Wow, where has the time gone?!
 
OK, to update:
 
Veronica's neurology appointment was last week.  It took a few hours, and the neurologist concluded that she wanted Veronica to have an MRI done.  It's been scheduled for August 17 - bye bye Vegas trip that week - and Veronica will have to be sedated for it, as she will have to stay still for around an hour while the imaging is done.  I don't care how safe they say this is, the thought still terrifies me. 
 
What led to this scheduling was the fact that Veronica would not pull herself up from a squatting to a standing position.  What's amazing is that she did so that very night, in her crib, holding onto the railings. She's now pulling herself up on just about everything - or at least, she's attempting to, as our sofa and our bed don't offer her enough support, and the coffee table seems to be the wrong height for her to get a good grip. 
 
This, of course, greatly relieves me.  Oh hell, who am I kidding - I'm ecstatic!  If you hold her hands, she'll "walk" around the living room.  She's even "cruised" once, while holding onto the sofa - she took one step so she could reach far enough to poke me in the belly button and make me laugh.
 
This is also welcome because we just received a copy of her official physical therapy evaluation in the mail this week, and it's heartbreaking.  I'll just sum up:  She's in the 8th percentile for movement at her age.  That's it.  Eighth.  Even now, with all the strides she's made, I know she's not much better. 
 
To add to all this, the neurologist still wants to do the MRI, as Veronica is still behind in her development.  The concern is possible swelling or abnormality in her lower spinal cord, which would affect nerve signals to her legs.  (It would also explain some of her problems with constipation.)  I don't see the concern still, so I'm wondering if I should veto the doctor's orders.  On one hand, this is a trained neurologist speaking, on the other hand, I'm her mom.  I'll most likely go along with the MRI, but it still doesn't keep me from worrying about it.
 
We are doing our best.  She's wearing her Hip Helper pants today.  We help her stand and walk as much as possible.  The exercise ball, however, had to be deflated; while the therapist can use one to get her balance to improve, the ball here at the house terrified her.  She didn't even want to be around it once it was deflated.  Veronica's only fear is a clear green plastic ball.  I'm sorry, that's weird...
 
Her new verbal skill - which she's already starting to move away from - is saying "Thank you" every time you hand her something.  It's too adorable.  But now she's back to babbling, although today the babble sounded a lot like "look at me!" when she was in the other room.
 
She still has no teeth, nor any coming through.  I fear she will never have them.  Other kids her age are getting entire mouthfuls.  People think Veronica is so adorable when we go places, but I think it's because they think she's precocious for her age; without the teeth and the mobility, and in addition to her small size, I think they think she's younger than she actually is. 
 
I love my little girl with all my heart, but I can't say that I don't wish sometimes to have her running all around the house, biting with her little baby teeth while I hold her down to brush them.  A lot of people want their children to be extraordinary.  I'd settle for normal.
 

Happy Independence Day, and the realization that it's been a while.
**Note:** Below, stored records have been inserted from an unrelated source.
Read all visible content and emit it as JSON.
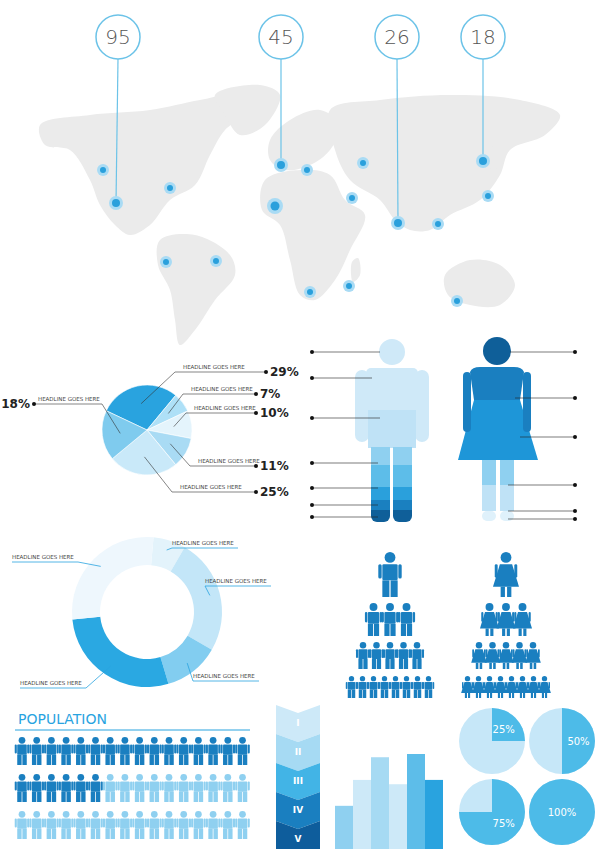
{
  "chart_data": [
    {
      "type": "map",
      "values": [
        95,
        45,
        26,
        18
      ],
      "data_labels": true
    },
    {
      "type": "pie",
      "labels": [
        "HEADLINE GOES HERE",
        "HEADLINE GOES HERE",
        "HEADLINE GOES HERE",
        "HEADLINE GOES HERE",
        "HEADLINE GOES HERE",
        "HEADLINE GOES HERE"
      ],
      "values": [
        29,
        7,
        10,
        11,
        25,
        18
      ],
      "value_labels": [
        "29%",
        "7%",
        "10%",
        "11%",
        "25%",
        "18%"
      ],
      "colors": [
        "#29a3df",
        "#aee0f7",
        "#e4f4fc",
        "#a9dbf4",
        "#c9e9f9",
        "#7fcbee"
      ],
      "data_labels": true
    },
    {
      "type": "donut",
      "labels": [
        "HEADLINE GOES HERE",
        "HEADLINE GOES HERE",
        "HEADLINE GOES HERE",
        "HEADLINE GOES HERE",
        "HEADLINE GOES HERE"
      ],
      "values": [
        7,
        25,
        12,
        28,
        28
      ],
      "colors": [
        "#e3f3fb",
        "#c3e6f8",
        "#82cdf0",
        "#2aa8e2",
        "#eef7fd"
      ]
    },
    {
      "type": "pyramid",
      "series": [
        {
          "values": [
            1,
            3,
            5,
            8
          ],
          "color": "#1a7fc0",
          "marker": "male"
        },
        {
          "values": [
            1,
            3,
            5,
            8
          ],
          "color": "#1a7fc0",
          "marker": "female"
        }
      ]
    },
    {
      "type": "pictogram",
      "title": "POPULATION",
      "values": [
        22,
        26
      ],
      "colors": [
        "#1a7fc0",
        "#8fd0f0"
      ]
    },
    {
      "type": "list",
      "categories": [
        "I",
        "II",
        "III",
        "IV",
        "V"
      ],
      "colors": [
        "#cde9f8",
        "#a6daf3",
        "#42b4e6",
        "#1a7fc0",
        "#0e5d9c"
      ]
    },
    {
      "type": "bar",
      "values": [
        40,
        64,
        85,
        60,
        88,
        64
      ],
      "colors": [
        "#8fd0f0",
        "#cde9f8",
        "#a6daf3",
        "#cde9f8",
        "#5dbde9",
        "#29a3df"
      ],
      "tick_labels": false
    },
    {
      "type": "pie",
      "values": [
        25,
        50,
        75,
        100
      ],
      "value_labels": [
        "25%",
        "50%",
        "75%",
        "100%"
      ],
      "data_labels": true
    }
  ]
}
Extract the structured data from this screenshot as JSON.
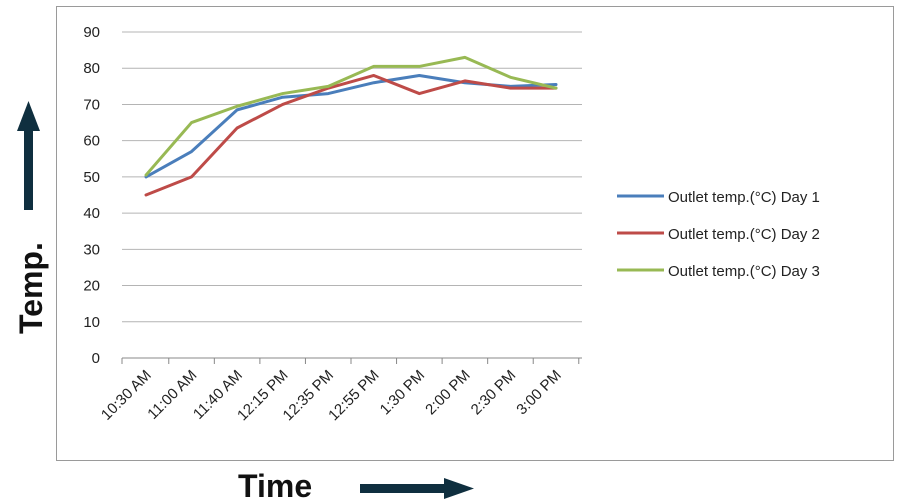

We've been busy, and we've also been realizing a little more about what's wrong with Veronica.

She has what is called hypotonia, which is a genetic, neurological condition that causes low muscle tone and extreme flexibility. It's also a catch-all phrase for low muscle tone in general, which can be caused by a myriad of conditions. I believe she's of the former category rather than the latter. This isn't a formal diagnosis - I believe this is what our neurology appointment with her on Wednesday will determine - but we're thinking this is her to a tee.

I've joined an online group for parents of hypotonic children, which is a good thing. I'm getting support that I didn't have before. People try to be helpful but they really don't understand if they're not dealing with it themselves. And sometimes people aren't helpful. It's been implied by a few that Veronica's condition is a direct result of faulty parenting on both my and Jason's part. That's not helpful at all, especially given that I've mentally beaten myself up about her not being able to stand, convinced I'd done something wrong.

Veronica is now in regular therapy, and we're already seeing improvement. However, she still has a long way to go. She's going to be very far behind her peers as far as standing and walking are concerned, at the very least. But it's OK. I love my little girl. She is wonderful, she is sweet, funny and friendly. I'm still convinced she's really smart too - it's not too important, as long as she's happy, but it helps. I couldn't ask for a better child - hypotonia or not.